大地は亜湖の両肩をしっかり握って言った。
「慶人からなにを聞いたか知らないが、おれが副社長になりたいのは、社内の改革をしたいからだ」
亜湖の揺れる瞳を、大地はしっかりと見据える。
「おまえも会議に出てるから、わかるだろ?
あの危機感のない十年一日変わらない社内の空気を……」
亜湖はこくっ、と肯いた。
「このままの体制では早晩、うちの会社は潰れるか、合併という名でどこかに吸収される。そのくらい、新興のネット証券は脅威だ。本店にいるうちに、慶人と少しでも改善できればよかったんだが、一介の課長の権限では歯が立たない」
確かに、彼らがどんなに会議で改善点を指摘しても、上は聞く耳を持たなかった。
「まず来年、部長職で丸の内に戻ったら、おれは経営企画本部に入る」
本社の経営企画本部といえば、大阪と名古屋にある支社の経営企画部を統括し、あさひ証券の経営方針を決定する最も中枢に位置する部署だ。

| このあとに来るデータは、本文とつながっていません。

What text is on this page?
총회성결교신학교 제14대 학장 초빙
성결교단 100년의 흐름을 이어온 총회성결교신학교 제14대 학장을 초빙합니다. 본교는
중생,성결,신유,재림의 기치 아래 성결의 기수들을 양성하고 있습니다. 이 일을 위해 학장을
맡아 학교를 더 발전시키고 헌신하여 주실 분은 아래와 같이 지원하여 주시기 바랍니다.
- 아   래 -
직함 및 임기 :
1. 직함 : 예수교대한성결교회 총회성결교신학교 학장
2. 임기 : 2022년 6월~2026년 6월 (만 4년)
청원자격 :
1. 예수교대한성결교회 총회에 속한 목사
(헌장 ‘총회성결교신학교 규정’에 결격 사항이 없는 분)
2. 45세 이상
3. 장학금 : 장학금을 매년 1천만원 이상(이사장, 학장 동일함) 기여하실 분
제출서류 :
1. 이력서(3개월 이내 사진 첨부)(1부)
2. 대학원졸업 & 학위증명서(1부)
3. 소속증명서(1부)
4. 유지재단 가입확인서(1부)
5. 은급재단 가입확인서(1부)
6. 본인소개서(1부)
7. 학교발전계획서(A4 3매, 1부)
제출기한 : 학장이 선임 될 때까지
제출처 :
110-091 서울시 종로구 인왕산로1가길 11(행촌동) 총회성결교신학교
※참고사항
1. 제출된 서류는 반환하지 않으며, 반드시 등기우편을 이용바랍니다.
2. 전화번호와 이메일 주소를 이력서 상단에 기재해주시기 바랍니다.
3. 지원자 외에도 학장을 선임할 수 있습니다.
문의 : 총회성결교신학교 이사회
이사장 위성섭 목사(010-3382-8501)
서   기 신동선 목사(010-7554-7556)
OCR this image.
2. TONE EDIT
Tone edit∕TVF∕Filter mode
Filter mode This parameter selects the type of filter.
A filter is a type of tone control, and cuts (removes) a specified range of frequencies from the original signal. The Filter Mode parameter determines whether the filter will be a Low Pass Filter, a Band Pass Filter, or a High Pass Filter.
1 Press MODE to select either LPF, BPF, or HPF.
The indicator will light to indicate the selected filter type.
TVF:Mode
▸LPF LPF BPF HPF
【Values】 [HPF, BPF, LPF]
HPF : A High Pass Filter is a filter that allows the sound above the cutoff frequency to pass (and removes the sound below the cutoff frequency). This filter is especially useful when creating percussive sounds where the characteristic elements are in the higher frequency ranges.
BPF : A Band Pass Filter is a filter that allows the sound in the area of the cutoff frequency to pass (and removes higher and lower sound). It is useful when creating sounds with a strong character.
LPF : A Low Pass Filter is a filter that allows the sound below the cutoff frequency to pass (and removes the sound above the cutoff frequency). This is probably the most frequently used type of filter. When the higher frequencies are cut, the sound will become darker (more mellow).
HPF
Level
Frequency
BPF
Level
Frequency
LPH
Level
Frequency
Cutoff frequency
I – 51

部長職の経営企画本部長は並みいる本部長の中でも筆頭になり、常務に次ぐポストである。
もちろん、社内改革をするにあたっては絶好のポストだが……
「いきなり経営企画本部長って、なれるもんなんですか?」
大地は今年やっと三十歳になる。
そんな若造に五十代の経営幹部はポストを譲れるのだろうか?会社の屋台骨の設計を任せてもらえるのだろうか?
水島課長が古巣のITシステム本部に戻って本部長をやるのとは、次元が違う気がする。
不思議に思った亜湖が訊くと、大地は苦笑いした。
「さすが亜湖だな。親父……専務にも一応希望は出してあるんだが、一筋縄ではいかないだろうな」
「うちの父……常務の後押しもあれば、実現しやすいですよね?」
はっきりと、声が震えているのがわかる。
数独の終盤でわからなかった数字がどんどん枠に当てはまっていくように、大地の思惑がどんどん詰んでいくような気がした。
「亜湖?……違う。そんなことのために言ったんじゃない」
せつなげになったことはあったが、決して弱々しくなることはなかった大地の瞳が……初めて揺れた。